Es cierto que a través del Dynamic Select puedes regular tanto la dureza de la dirección como la de la suspensión, eligiendo entre modo Sport o Confort, aunque en ambos casos la comodidad de rodaje es buena y no te resentirás al pasar por asfaltos bacheados.

El comportamiento del chasis es muy equilibrado y que eso además se complementa con unos consumos muy recogidos: Mercedes homologa para el Clase A 200d una media de 4,1 litros, pero al final, la pantalla me muestra que este se sitúa en 5,3 litros a los 100 km/h. En ciudad, el sistema Start/Stop contribuye a una conducción más eficiente, aunque el comportamiento del sistema es un poco perezoso… 

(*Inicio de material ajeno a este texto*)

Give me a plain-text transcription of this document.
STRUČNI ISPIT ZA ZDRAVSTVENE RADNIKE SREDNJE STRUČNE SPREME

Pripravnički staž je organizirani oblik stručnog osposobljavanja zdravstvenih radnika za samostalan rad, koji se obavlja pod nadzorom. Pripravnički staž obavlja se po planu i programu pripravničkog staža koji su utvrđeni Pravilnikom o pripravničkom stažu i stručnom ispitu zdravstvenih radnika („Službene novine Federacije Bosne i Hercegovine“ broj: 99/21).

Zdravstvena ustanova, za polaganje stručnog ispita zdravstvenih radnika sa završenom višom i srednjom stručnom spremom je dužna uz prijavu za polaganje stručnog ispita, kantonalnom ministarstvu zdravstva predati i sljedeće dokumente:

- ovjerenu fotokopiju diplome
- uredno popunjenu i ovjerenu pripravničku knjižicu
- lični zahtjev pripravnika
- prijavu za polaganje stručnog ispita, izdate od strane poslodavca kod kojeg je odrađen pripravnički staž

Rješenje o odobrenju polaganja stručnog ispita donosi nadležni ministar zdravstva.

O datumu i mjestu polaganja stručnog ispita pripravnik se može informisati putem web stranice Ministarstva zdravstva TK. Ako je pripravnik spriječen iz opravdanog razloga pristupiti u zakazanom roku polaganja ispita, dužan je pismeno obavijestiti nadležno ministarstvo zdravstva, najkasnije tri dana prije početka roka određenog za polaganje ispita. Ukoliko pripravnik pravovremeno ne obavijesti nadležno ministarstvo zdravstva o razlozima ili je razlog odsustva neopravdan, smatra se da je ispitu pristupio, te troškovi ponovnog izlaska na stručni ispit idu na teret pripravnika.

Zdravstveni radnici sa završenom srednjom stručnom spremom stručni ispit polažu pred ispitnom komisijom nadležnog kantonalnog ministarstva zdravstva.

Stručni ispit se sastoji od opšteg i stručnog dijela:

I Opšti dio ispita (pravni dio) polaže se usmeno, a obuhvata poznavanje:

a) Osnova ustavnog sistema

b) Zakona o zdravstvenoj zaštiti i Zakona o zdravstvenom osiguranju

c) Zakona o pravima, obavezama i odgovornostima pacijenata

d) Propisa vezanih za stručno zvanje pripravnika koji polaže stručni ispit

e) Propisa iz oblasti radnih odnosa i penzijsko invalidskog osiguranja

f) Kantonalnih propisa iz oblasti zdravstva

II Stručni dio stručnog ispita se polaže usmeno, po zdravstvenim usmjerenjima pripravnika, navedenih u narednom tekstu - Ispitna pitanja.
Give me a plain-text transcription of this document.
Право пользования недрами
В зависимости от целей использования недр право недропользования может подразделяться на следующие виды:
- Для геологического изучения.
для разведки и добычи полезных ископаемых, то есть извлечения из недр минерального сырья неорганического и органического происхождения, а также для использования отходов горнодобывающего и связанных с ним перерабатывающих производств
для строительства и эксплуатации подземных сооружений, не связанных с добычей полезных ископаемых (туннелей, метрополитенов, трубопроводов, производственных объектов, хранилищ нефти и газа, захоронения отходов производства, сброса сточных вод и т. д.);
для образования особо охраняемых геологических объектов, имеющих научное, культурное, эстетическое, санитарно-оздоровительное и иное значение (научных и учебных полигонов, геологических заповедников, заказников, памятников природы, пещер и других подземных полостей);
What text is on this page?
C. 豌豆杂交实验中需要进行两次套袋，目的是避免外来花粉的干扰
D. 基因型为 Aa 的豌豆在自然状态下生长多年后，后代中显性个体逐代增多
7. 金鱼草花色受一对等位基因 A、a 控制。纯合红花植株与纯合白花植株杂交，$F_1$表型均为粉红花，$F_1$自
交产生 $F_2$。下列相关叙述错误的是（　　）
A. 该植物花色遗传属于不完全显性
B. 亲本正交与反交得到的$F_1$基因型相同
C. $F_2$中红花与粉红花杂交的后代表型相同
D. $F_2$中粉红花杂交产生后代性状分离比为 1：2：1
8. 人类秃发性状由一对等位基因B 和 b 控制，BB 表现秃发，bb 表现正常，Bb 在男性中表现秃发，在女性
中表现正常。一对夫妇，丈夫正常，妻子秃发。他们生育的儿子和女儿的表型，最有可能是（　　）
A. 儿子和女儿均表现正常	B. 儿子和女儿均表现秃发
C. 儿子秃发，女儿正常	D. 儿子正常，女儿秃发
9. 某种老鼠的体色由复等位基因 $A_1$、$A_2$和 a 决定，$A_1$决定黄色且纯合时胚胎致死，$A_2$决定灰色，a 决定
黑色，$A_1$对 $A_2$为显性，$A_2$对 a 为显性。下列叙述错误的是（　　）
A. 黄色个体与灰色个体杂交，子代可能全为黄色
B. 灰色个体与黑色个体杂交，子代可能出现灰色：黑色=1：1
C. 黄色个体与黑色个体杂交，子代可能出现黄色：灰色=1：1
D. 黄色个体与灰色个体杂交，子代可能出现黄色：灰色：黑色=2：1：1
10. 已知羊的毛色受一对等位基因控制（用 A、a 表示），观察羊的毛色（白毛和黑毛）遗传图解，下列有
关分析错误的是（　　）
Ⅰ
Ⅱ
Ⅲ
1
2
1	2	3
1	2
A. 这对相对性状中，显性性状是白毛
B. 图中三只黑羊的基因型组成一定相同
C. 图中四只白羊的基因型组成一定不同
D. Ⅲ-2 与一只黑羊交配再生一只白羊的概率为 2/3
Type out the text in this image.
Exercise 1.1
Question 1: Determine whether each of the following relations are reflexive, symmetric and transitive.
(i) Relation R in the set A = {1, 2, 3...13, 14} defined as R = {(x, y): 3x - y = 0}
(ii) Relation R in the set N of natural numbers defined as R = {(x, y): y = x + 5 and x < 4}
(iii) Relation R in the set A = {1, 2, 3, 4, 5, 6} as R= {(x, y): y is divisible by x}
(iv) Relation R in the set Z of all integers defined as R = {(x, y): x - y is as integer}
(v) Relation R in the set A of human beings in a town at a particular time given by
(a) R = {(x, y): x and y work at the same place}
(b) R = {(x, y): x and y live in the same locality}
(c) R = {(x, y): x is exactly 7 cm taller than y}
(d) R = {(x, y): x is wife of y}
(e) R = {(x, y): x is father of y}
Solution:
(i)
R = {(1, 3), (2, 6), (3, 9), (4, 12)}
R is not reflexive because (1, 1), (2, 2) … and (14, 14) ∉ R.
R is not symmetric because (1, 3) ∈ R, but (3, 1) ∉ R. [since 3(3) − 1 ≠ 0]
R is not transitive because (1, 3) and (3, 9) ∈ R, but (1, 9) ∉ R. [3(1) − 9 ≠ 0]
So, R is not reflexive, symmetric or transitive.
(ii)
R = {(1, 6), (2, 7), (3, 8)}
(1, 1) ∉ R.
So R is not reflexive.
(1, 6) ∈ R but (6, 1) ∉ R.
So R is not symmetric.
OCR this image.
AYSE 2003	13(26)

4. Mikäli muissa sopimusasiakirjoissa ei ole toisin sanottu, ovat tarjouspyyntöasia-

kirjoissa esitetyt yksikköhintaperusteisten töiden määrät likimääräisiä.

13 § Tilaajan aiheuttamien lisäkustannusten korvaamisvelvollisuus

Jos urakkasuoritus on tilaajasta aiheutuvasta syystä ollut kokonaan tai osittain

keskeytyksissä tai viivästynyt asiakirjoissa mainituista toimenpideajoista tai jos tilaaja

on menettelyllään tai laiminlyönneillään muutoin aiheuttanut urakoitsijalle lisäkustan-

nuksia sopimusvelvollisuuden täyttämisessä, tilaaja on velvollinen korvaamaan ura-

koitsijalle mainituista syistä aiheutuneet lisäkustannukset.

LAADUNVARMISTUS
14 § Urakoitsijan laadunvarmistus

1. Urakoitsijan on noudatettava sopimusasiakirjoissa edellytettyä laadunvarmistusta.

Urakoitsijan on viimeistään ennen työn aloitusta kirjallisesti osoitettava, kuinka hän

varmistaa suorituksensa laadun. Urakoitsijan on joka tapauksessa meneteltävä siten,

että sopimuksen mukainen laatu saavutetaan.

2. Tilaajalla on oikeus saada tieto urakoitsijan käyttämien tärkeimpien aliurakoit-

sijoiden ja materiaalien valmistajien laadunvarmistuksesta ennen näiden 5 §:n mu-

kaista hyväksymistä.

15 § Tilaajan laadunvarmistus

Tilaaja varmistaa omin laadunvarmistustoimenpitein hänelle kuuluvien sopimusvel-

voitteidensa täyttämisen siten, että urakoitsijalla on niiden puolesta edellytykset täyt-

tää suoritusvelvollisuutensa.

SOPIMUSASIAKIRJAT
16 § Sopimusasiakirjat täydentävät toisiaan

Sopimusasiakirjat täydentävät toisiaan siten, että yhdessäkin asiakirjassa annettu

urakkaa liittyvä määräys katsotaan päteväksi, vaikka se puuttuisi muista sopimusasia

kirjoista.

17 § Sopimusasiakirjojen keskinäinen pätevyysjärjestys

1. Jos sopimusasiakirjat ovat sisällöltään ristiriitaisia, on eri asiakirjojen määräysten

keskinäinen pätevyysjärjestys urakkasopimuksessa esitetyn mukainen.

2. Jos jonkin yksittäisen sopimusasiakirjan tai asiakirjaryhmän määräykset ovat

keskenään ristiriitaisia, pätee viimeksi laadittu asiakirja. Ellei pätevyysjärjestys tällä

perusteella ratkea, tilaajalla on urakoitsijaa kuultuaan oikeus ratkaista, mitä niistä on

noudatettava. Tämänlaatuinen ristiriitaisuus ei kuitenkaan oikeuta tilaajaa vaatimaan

Quizá sueña con ser el Mercedes AMG GT R

Fue en enero de 2017 cuando tuve la gran oportunidad de visitar las instalaciones de la compañía en Stuttgart y allí conocí la que ya es la nueva filosofía de Mercedes con su gama de compactos: una filosofía que te invita “a sentar la cabeza”. Me considero (¡SOY!) una persona joven, cercana al 3.0 con el que la marca pretende que sus clientes se sientan identificados y tras pasar una semana con el Mercedes Clase A, en su acabado ‘AMG Style’, pienso que quizá no vayan muy desencaminados. 

En definitiva, el Mercedes A 200d de esta prueba mezcla un comportamiento noble, unas sensaciones al volante no radicales, pero sí divertidas, una estética ‘molona’ que entra por los ojos y atrae miradas (lo he comprobado) y un consumo agradecido y tienes la mezcla perfecta para convertirte en una referencia de un público más fresco y activo.